Risk score, explained
CVSS 3.1 score of 7.2 reflects: Network-accessible operator (AV:N), low attack complexity once credentials are obtained (AC:L), high privileges required to initially compromise credentials (PR:H), account-wide destructive impact (C:H, I:H, A:H), and unchanged scope from the cluster context (S:U). The score appropriately weighs the difficulty of obtaining credentials against the catastrophic impact if they are compromised. Contextual risk is elevated for multi-tenant or multi-cluster AWS accounts.
Frequently asked questions
How do I determine if my OpenShift deployment uses Mint mode?
Check your OpenShift cluster's cloud-credentials configuration. Run 'oc get cloudcredential cluster -o yaml' and look for 'spec.credentialsMode: Mint'. If the field is absent or set to a different value (Passthrough, Static, Manual), Mint mode is not in use. Mint mode is the default on AWS for recent OpenShift versions.

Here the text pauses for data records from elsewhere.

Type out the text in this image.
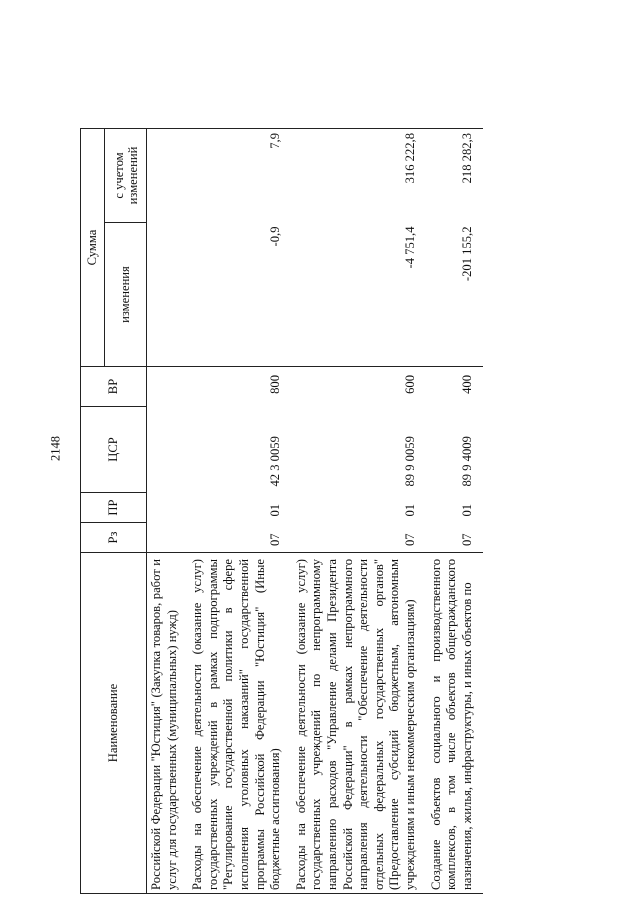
2148
Наименование	Рз	ПР	ЦСР	ВР	Сумма	
					изменения	с учетом изменений
Российской Федерации "Юстиция" (Закупка товаров, работ и услуг для государственных (муниципальных) нужд)						
Расходы на обеспечение деятельности (оказание услуг) государственных учреждений в рамках подпрограммы "Регулирование государственной политики в сфере исполнения уголовных наказаний" государственной программы Российской Федерации "Юстиция" (Иные бюджетные ассигнования)	07	01	42 3 0059	800	-0,9	7,9
Расходы на обеспечение деятельности (оказание услуг) государственных учреждений по непрограммному направлению расходов "Управление делами Президента Российской Федерации" в рамках непрограммного направления деятельности "Обеспечение деятельности отдельных федеральных государственных органов" (Предоставление субсидий бюджетным, автономным учреждениям и иным некоммерческим организациям)	07	01	89 9 0059	600	-4 751,4	316 222,8
Создание объектов социального и производственного комплексов, в том числе объектов общегражданского назначения, жилья, инфраструктуры, и иных объектов по	07	01	89 9 4009	400	-201 155,2	218 282,3
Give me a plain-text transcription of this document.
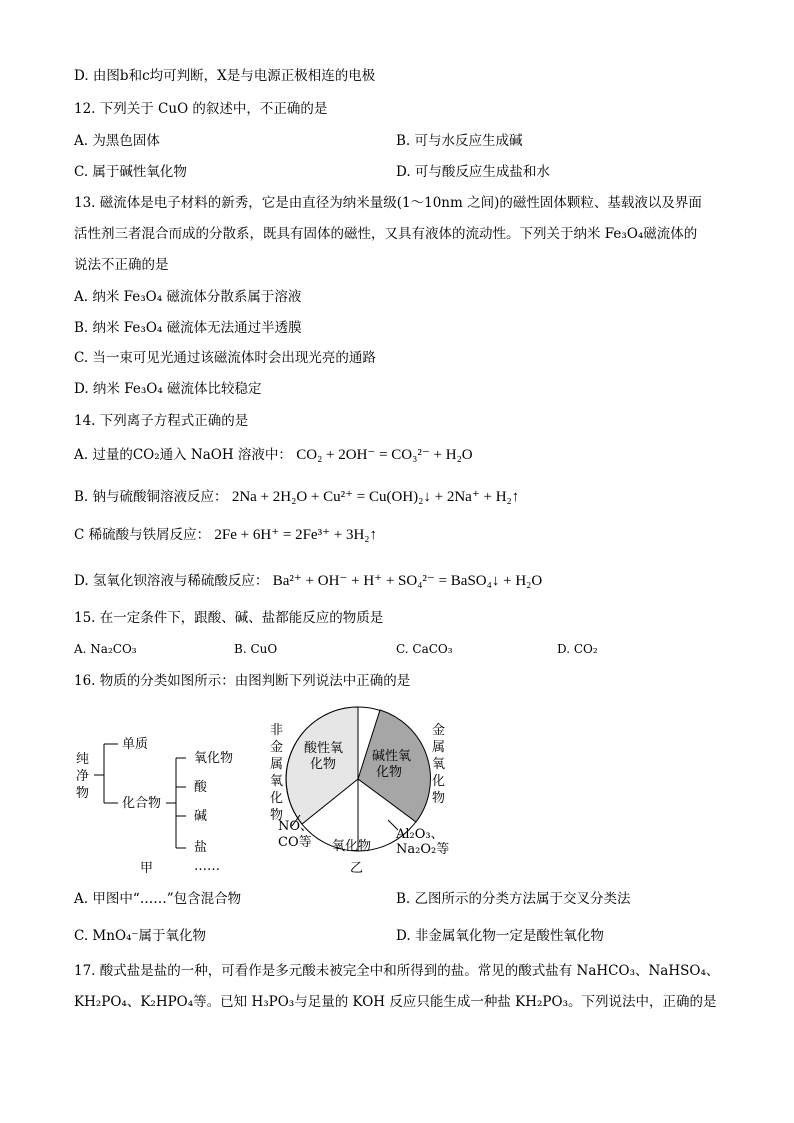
D. 由图b和c均可判断，X是与电源正极相连的电极
12. 下列关于 CuO 的叙述中，不正确的是
A. 为黑色固体	B. 可与水反应生成碱
C. 属于碱性氧化物	D. 可与酸反应生成盐和水
13. 磁流体是电子材料的新秀，它是由直径为纳米量级(1～10nm 之间)的磁性固体颗粒、基载液以及界面
活性剂三者混合而成的分散系，既具有固体的磁性，又具有液体的流动性。下列关于纳米 Fe₃O₄磁流体的
说法不正确的是
A. 纳米 Fe₃O₄ 磁流体分散系属于溶液
B. 纳米 Fe₃O₄ 磁流体无法通过半透膜
C. 当一束可见光通过该磁流体时会出现光亮的通路
D. 纳米 Fe₃O₄ 磁流体比较稳定
14. 下列离子方程式正确的是
A. 过量的CO₂通入 NaOH 溶液中： CO₂ + 2OH⁻ = CO₃²⁻ + H₂O
B. 钠与硫酸铜溶液反应： 2Na + 2H₂O + Cu²⁺ = Cu(OH)₂↓ + 2Na⁺ + H₂↑
C 稀硫酸与铁屑反应： 2Fe + 6H⁺ = 2Fe³⁺ + 3H₂↑
D. 氢氧化钡溶液与稀硫酸反应： Ba²⁺ + OH⁻ + H⁺ + SO₄²⁻ = BaSO₄↓ + H₂O
15. 在一定条件下，跟酸、碱、盐都能反应的物质是
A. Na₂CO₃	B. CuO	C. CaCO₃	D. CO₂
16. 物质的分类如图所示：由图判断下列说法中正确的是
纯
净
物
单质
化合物
氧化物
酸
碱
盐
……
甲
非
金
属
氧
化
物
酸性氧
化物
碱性氧
化物
金
属
氧
化
物
NO、
CO等 氧化物
Al₂O₃、
Na₂O₂等
乙
A. 甲图中“……”包含混合物	B. 乙图所示的分类方法属于交叉分类法
C. MnO₄⁻属于氧化物	D. 非金属氧化物一定是酸性氧化物
17. 酸式盐是盐的一种，可看作是多元酸未被完全中和所得到的盐。常见的酸式盐有 NaHCO₃、NaHSO₄、
KH₂PO₄、K₂HPO₄等。已知 H₃PO₃与足量的 KOH 反应只能生成一种盐 KH₂PO₃。下列说法中，正确的是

What is the difference between Mint mode and other credential modes?
Mint mode dynamically creates temporary AWS credentials scoped to workloads; Static mode uses long-lived credentials; Passthrough mode relies on the host instance role; Manual mode allows custom credential management. Only Mint mode is affected by this vulnerability because it's the only mode that generates policies at provisioning time without proper resource-level scoping.
If my credentials are compromised, what immediate actions should I take?
Immediately rotate AWS credentials used by the operator, audit CloudTrail logs for unauthorized IAM actions, revoke any suspicious IAM policies or users created during the compromise window, restore deleted resources from backups, and review service account tokens in Kubernetes for exfiltration. Consider a full AWS IAM audit and enable AWS CloudTrail alerting for all future destructive actions.
Can I mitigate this without waiting for a patch?
Yes. Manually apply more restrictive IAM policies to operator service accounts using AWS IAM policy documents that explicitly allow only cluster-owned resources (via ARN or resource tags) and deny broad destructive actions. Use AWS permissions boundaries to enforce the maximum permission scope. This requires coordination between AWS administrators and OpenShift operators but significantly reduces blast radius while awaiting official patches.
This analysis is based on the CVE description and CVSS assessment as of the publication date. Affected product versions and specific patch availability were not provided in the source data; organizations should consult official Red Hat OpenShift security advisories for definitive guidance on affected versions and patches. This document does not constitute professional security advice; conduct your own risk assessment based on your infrastructure and threat model. No exploit code or proof-of-concept details are provided in this document. Source: NVD (public-domain), retrieved 2026-07-07. Analysis generated by SEC.co (claude-haiku-4-5).